顔立ちは、簡単にいえば薄い顔、とでもいうのか。しかし田中裕子あたりともちょっと違う。田中裕子も薄いがある種独特の顔立ちであり(どこにでもいそうにみえて、そっくりな人があまりいない)、少なくとも田中絹代に比べるとアクを感じる。

これが「わき役として一時代を彩った」といわれるならまだ理解できる。が、田中絹代は大スターだったのだ。

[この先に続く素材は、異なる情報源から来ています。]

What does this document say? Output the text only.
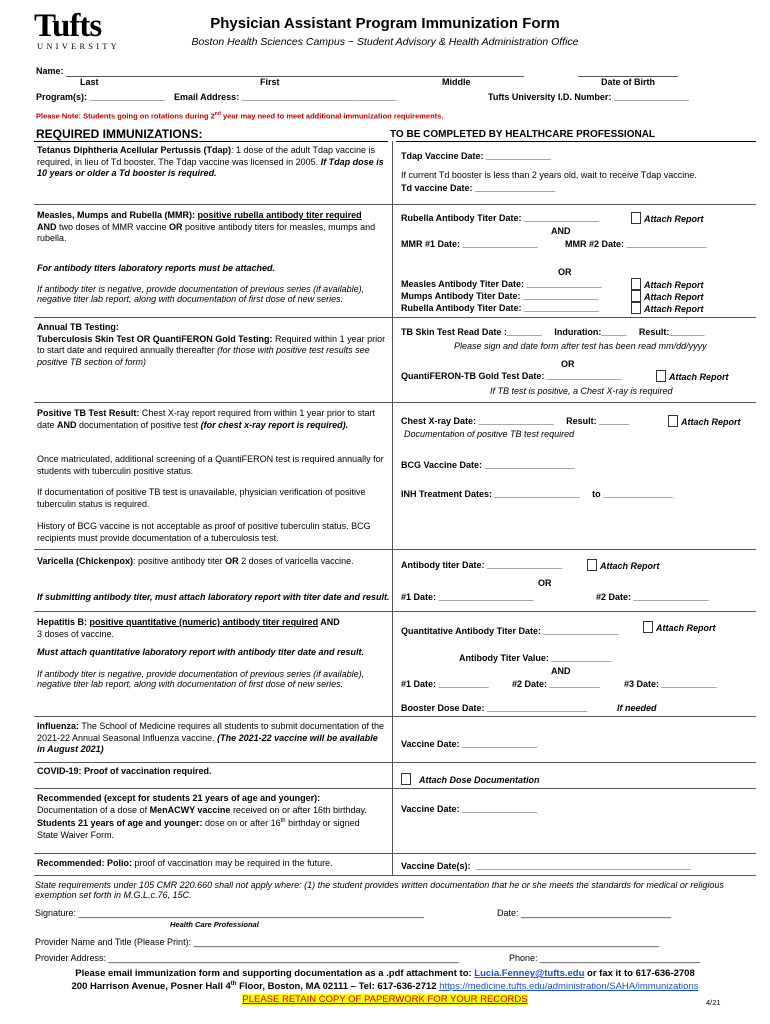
Tufts
UNIVERSITY
Physician Assistant Program Immunization Form
Boston Health Sciences Campus ~ Student Advisory & Health Administration Office
Name:
Last	First	Middle	Date of Birth
Program(s): _______________ Email Address: _______________________________	Tufts University I.D. Number: _______________
Please Note: Students going on rotations during 2nd year may need to meet additional immunization requirements.
REQUIRED IMMUNIZATIONS:	TO BE COMPLETED BY HEALTHCARE PROFESSIONAL
Tetanus Diphtheria Acellular Pertussis (Tdap): 1 dose of the adult Tdap vaccine is required, in lieu of Td booster. The Tdap vaccine was licensed in 2005. If Tdap dose is 10 years or older a Td booster is required.
Tdap Vaccine Date: _____________
If current Td booster is less than 2 years old, wait to receive Tdap vaccine.
Td vaccine Date: ________________
Measles, Mumps and Rubella (MMR): positive rubella antibody titer required AND two doses of MMR vaccine OR positive antibody titers for measles, mumps and rubella.
For antibody titers laboratory reports must be attached.
If antibody titer is negative, provide documentation of previous series (if available), negative titer lab report, along with documentation of first dose of new series.
Rubella Antibody Titer Date: _______________	Attach Report
AND
MMR #1 Date: _______________	MMR #2 Date: ________________
OR
Measles Antibody Titer Date: _______________	Attach Report
Mumps Antibody Titer Date: _______________	Attach Report
Rubella Antibody Titer Date: _______________	Attach Report
Annual TB Testing:
Tuberculosis Skin Test OR QuantiFERON Gold Testing: Required within 1 year prior to start date and required annually thereafter (for those with positive test results see positive TB section of form)
TB Skin Test Read Date :_______     Induration:_____     Result:_______
Please sign and date form after test has been read mm/dd/yyyy
OR
QuantiFERON-TB Gold Test Date: _______________	Attach Report
If TB test is positive, a Chest X-ray is required
Positive TB Test Result: Chest X-ray report required from within 1 year prior to start date AND documentation of positive test (for chest x-ray report is required).
Once matriculated, additional screening of a QuantiFERON test is required annually for students with tuberculin positive status.
If documentation of positive TB test is unavailable, physician verification of positive tuberculin status is required.
History of BCG vaccine is not acceptable as proof of positive tuberculin status. BCG recipients must provide documentation of a tuberculosis test.
Chest X-ray Date: _______________     Result: ______	Attach Report
Documentation of positive TB test required
BCG Vaccine Date: __________________
INH Treatment Dates: _________________     to ______________
Varicella (Chickenpox): positive antibody titer OR 2 doses of varicella vaccine.
If submitting antibody titer, must attach laboratory report with titer date and result.
Antibody titer Date: _______________	Attach Report
OR
#1 Date: ___________________	#2 Date: _______________
Hepatitis B: positive quantitative (numeric) antibody titer required AND
3 doses of vaccine.
Must attach quantitative laboratory report with antibody titer date and result.
If antibody titer is negative, provide documentation of previous series (if available), negative titer lab report, along with documentation of first dose of new series.
Quantitative Antibody Titer Date: _______________	Attach Report
Antibody Titer Value: ____________
AND
#1 Date: __________	#2 Date: __________	#3 Date: ___________
Booster Dose Date: ____________________	If needed
Influenza: The School of Medicine requires all students to submit documentation of the 2021-22 Annual Seasonal Influenza vaccine. (The 2021-22 vaccine will be available in August 2021)	Vaccine Date: _______________
COVID-19: Proof of vaccination required.
Attach Dose Documentation
Recommended (except for students 21 years of age and younger):
Documentation of a dose of MenACWY vaccine received on or after 16th birthday.
Students 21 years of age and younger: dose on or after 16th birthday or signed State Waiver Form.
Vaccine Date: _______________
Recommended: Polio: proof of vaccination may be required in the future.	Vaccine Date(s):  ___________________________________________
State requirements under 105 CMR 220.660 shall not apply where: (1) the student provides written documentation that he or she meets the standards for medical or religious exemption set forth in M.G.L.c.76, 15C.
Signature: _____________________________________________________________________	Date: ______________________________
Health Care Professional
Provider Name and Title (Please Print): _____________________________________________________________________________________________
Provider Address: ______________________________________________________________________	Phone: ________________________________
Please email immunization form and supporting documentation as a .pdf attachment to: Lucia.Fenney@tufts.edu or fax it to 617-636-2708
200 Harrison Avenue, Posner Hall 4th Floor, Boston, MA 02111 – Tel: 617-636-2712 https://medicine.tufts.edu/administration/SAHA/immunizations
PLEASE RETAIN COPY OF PAPERWORK FOR YOUR RECORDS	4/21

たとえば、少し時代はあとだが、やはり戦前からのスターである原節子は、どの映画もみても「ディスイズ原節子」であり、すべてのパーツの大きい顔立ちは今の目でみても十分美人の範疇に入るし、大スターだったといわれても納得いく。
しかし、どうにも田中絹代だけは納得できない。もし往事を知る関係者から直接話を聞いても、この疑問が氷解することはないだろうと思う。
それはもう根本的な問題だからだ。仮に現場ですごい華があったとしても、あまりにも平々凡々とした顔立ちから、どうしてもスターのニオイを感じ取ることができないのである。

やはりこれは戦後、いや、関東大震災以降、日本人の美的感覚が変わったのかもしれない。そういうことにでもしておかないとやってられないのである。
今回ばかりは「知らない」ではなく「わからない」としておこう。